The parliamentarians rejected the government motion by 285 votes against and 272 for. That is a difference of 13 votes, clear enough to rule out any discussion. In fact, according to the British newspapers, the Labor Party is joined by the voices of 30 Conservative MPs (around thirty) and 9 LibDem! It is, in fact, this contribution of deputies of the majority which swung the vote. In a country traditionally interventionist, and which has rarely been reluctant to sacrifice the lives of its soldiers, overseas, we can say that it is a little more than a slap in the face, a real disavowal, a severe hardening. In the kingdom of Cameron, there is a hell of a problem...

Two interpretations

This "no" can be interpreted in two ways: either a reaction of defiance vis-à-vis the military action in itself, or a political assessment that the military action was not justified or not motivated enough in the present case. I'm leaning towards this second interpretation. The British - of all persuasions - face a rather extroverted danger, preferring to bear the iron than suffer it. And even if the politicians' ulterior motives were not absent during this vote, there is no doubt that they would have given way to a real assessed danger. The example of Iraq - and its lies about the weapons of mass destruction of the Blair government - but also of Afghanistan - with a commitment supposed to be short but which lasted for several years - certainly weighed on people's minds. , during the seven hours that an interesting debate lasted (to download the report of the minutes, it is here).

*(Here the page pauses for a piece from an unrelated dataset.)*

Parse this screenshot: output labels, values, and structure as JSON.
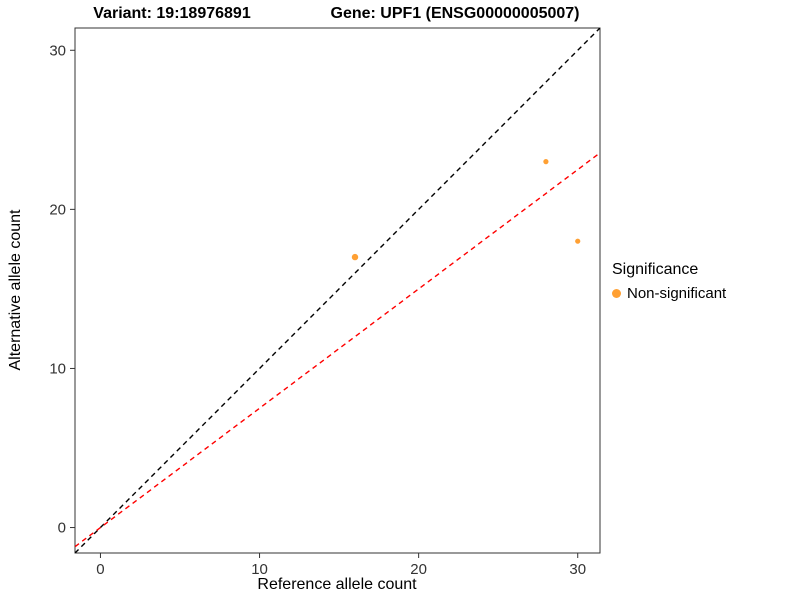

The British system: a model?

The British system of democratic control of armed intervention has advantages. It combines flexibility of intervention and democratic control. It allows democratic discussion or even censorship of the executive's draft decision... The vote is immediate as soon as the executive asks for it to decide whether or not to take military action. It is not encumbered with a certain heaviness that predominates in the German model, with a stricter, more formal framework, fixing the number of personnel and materials involved, around a legislative project. The executive presents a motion (resolution - download the one on Syria here) in the form of a few paragraphs justifying the use of force and authorizing military action. Political parties can submit amendments. Speed ​​is key, with submission, amendments and vote within 24-48 hours. A model to follow? In any case, to study closely.

A clear lesson in democracy

After the vote on the motion, answering a question from Ed Milliband, the tenor of the opposition, Prime Minister Cameron assured that this vote reflected the choice of the British people and that there would be no British military engagement in Syria after this vote. At least until the House of Commons changes its position.

Nicolas Gros Verheyde

Chief editor of the B2 site. Graduated in European law from the University of Paris I Pantheon Sorbonne and listener to the 65th session of the IHEDN (Institut des Hautes Etudes de la Défense Nationale. Journalist since 1989, founded B2 - Bruxelles2 in 2008. EU/NATO correspondent in Brussels for Sud-Ouest (previously West-France and France-Soir).